Please provide complete information as applicable to your setup.
• Hardware Platform (Jetson / GPU): GeForce RTX 3090
• DeepStream Version: 6.1
• TensorRT Version: 8.2
• NVIDIA GPU Driver Version (valid for GPU only): 510
• Issue Type( questions, new requirements, bugs): question
I did some network benchmarking using trtexec
and noticed that setting the --useCudaGraph
flag increase the engine performance significantly.
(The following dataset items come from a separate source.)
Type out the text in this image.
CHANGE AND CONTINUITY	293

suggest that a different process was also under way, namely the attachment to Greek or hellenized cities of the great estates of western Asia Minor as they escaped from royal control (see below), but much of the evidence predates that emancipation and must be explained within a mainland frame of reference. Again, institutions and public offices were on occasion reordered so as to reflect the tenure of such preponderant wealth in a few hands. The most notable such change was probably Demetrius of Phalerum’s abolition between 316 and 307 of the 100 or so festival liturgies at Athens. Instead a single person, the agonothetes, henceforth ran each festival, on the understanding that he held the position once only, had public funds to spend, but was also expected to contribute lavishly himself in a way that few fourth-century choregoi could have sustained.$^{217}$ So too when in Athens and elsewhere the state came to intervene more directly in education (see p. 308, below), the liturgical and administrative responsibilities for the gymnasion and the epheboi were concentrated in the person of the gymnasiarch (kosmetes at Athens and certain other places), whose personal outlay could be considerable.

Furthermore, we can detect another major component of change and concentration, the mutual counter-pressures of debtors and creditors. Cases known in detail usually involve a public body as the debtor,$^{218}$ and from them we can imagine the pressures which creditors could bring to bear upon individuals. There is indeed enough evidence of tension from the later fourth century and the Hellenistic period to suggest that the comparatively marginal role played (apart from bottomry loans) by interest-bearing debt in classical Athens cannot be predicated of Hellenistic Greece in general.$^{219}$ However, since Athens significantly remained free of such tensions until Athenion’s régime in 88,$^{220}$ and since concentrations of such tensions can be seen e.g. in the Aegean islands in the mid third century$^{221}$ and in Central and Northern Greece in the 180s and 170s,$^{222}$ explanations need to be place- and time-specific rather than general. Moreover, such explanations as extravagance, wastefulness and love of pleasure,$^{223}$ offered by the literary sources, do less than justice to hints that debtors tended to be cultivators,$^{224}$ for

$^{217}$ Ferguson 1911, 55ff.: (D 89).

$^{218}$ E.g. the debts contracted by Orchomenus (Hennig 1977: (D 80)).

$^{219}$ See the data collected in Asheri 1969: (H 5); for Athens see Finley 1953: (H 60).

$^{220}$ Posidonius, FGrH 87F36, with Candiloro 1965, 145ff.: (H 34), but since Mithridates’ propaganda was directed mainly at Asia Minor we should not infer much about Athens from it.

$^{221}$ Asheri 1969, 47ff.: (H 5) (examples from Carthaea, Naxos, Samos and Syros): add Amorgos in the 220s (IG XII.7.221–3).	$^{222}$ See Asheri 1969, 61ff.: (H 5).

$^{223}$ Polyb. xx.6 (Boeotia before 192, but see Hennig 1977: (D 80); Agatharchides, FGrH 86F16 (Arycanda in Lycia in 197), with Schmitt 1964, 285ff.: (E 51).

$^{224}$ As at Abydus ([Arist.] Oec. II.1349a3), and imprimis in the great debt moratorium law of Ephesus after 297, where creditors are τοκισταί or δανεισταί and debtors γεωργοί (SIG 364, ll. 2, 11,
The results are shown bellow:
Throughput | Enqueue Time | H2D Latency | GPU Compute Time | |
---|---|---|---|---|
No flag | 352.52 | 2.24 | 1.62 | 2.65 |
noDataTransfers | 407.44 | 2.16 | 0.00 | 2.45 |
useCudaGraph | 615.66 | 0.07 | 1.59 | 1.21 |
Both flags | 848.53 | 0.09 | 0.00 | 1.17 |
All experiments used 1000 queries, and compute the averages every 10 queries (--warmUp=0 --duration=0 --iterations=1000 --avgRuns=10
). Except for throughput (measured in queries per second), other measurements use the mean (measured in milliseconds).
I figure I can improve the pipeline performance by enabling Cuda Graph in deepstream 6.1 some how but I see no mention of it in nvinfer
plugin documentation. Does deepstream support Cuda Graph?